There were a few good things in Tennessee. Christian, Diamond, Reeana, Grace. Those are all friends I met down there. Reeana and Grace in school, and Christian and Diamond over Twitter. There was another guy I met while I lived there, I met him online, of course; Steven. But there's no use in talking about him anymore. I've done all I could for him, and he never showed that he cared.

Nonetheless, Christian and I dated for a little while. He helped me through some stuff. A lot of stuff, but we didn't date for long. We're still friends, by some miracle, and I hope we stay that way for a while longer. Diamond is my best friend. She and I had planned to run away together, despite her living a few states away. We had everything ready, too. But we choked at the last minute. She did, more so than I. I was ready to leave my entire family. But I couldn't leave my pets. We had a dog and cat. Nala, my cat, and Rocky II, my dog. I couldn't leave them behind. She couldn't leave her little sister. I would still like to run away. Anyways, that's really all for Tennessee. Except for the fact that my dad went to jail two times. I also forgot to mention that my dad and mother got in a fight in South Carolina, he went to jail for assault, and we left him, for whatever reason. He didn't assault her. It was self-defense. I witnessed it. But they don't put any faith in little girls.

I stayed over at Reeana's one night, and that was my dad's time to act. He broke up with my mother, got a divorce. Now, during that period, I was forced to stay with Reeana. Now, I've mentioned before what happened, but not in detail. We became attracted to each other sexually one day. We aroused one another, but it didn't go any farther than that. And it really hadn't until further down the line, but I'll get into that later. I stayed there for about 3 months. I spent my birthday with her family, and had an amazing time. I got a laptop for my birthday that year. The one I'm currently using that is dying, literally. That's been about two and a half years, probably more.

Well, about a month later, I was forced to move from her house, to Ankeny, IA, where I currently live in an apartment. Not much has happened since then. I'm currently a freshman. But, I think I should elaborate on the Reeana situation a little.

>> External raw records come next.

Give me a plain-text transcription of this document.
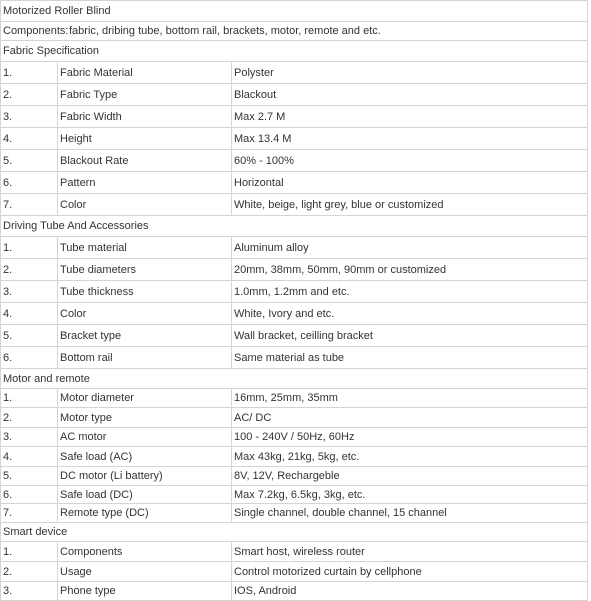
Motorized Roller Blind		
Components:fabric, dribing tube, bottom rail, brackets, motor, remote and etc.		
Fabric Specification		
1.	Fabric Material	Polyster
2.	Fabric Type	Blackout
3.	Fabric Width	Max 2.7 M
4.	Height	Max 13.4 M
5.	Blackout Rate	60% - 100%
6.	Pattern	Horizontal
7.	Color	White, beige, light grey, blue or customized
Driving Tube And Accessories		
1.	Tube material	Aluminum alloy
2.	Tube diameters	20mm, 38mm, 50mm, 90mm or customized
3.	Tube thickness	1.0mm, 1.2mm and etc.
4.	Color	White, Ivory and etc.
5.	Bracket type	Wall bracket, ceilling bracket
6.	Bottom rail	Same material as tube
Motor and remote		
1.	Motor diameter	16mm, 25mm, 35mm
2.	Motor type	AC/ DC
3.	AC motor	100 - 240V / 50Hz, 60Hz
4.	Safe load (AC)	Max 43kg, 21kg, 5kg, etc.
5.	DC motor (Li battery)	8V, 12V, Rechargeble
6.	Safe load (DC)	Max 7.2kg, 6.5kg, 3kg, etc.
7.	Remote type (DC)	Single channel, double channel, 15 channel
Smart device		
1.	Components	Smart host, wireless router
2.	Usage	Control motorized curtain by cellphone
3.	Phone type	IOS, Android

Well, after I moved back up to Iowa, I visited a few times. Both of those times, we had done sexual things. Only involving our breasts and fingers. The second time I visited her, I took her virginity. I'm not sure if she believes whether I did it or not, but I do. And it was special, for me. I loved her then, and I still do. But, after I wasn't able to visit her for her birthday last year, we grew apart. And that's when she got a new girlfriend. Now, would a person really do that? Really just get over the person that took their virginity? Or did she just not care? I don't know, and I'm not going to answer it.

But, anyways, that's my life, so far. And I regret alot of things. But they made me the person I am today, and that counts for something, right?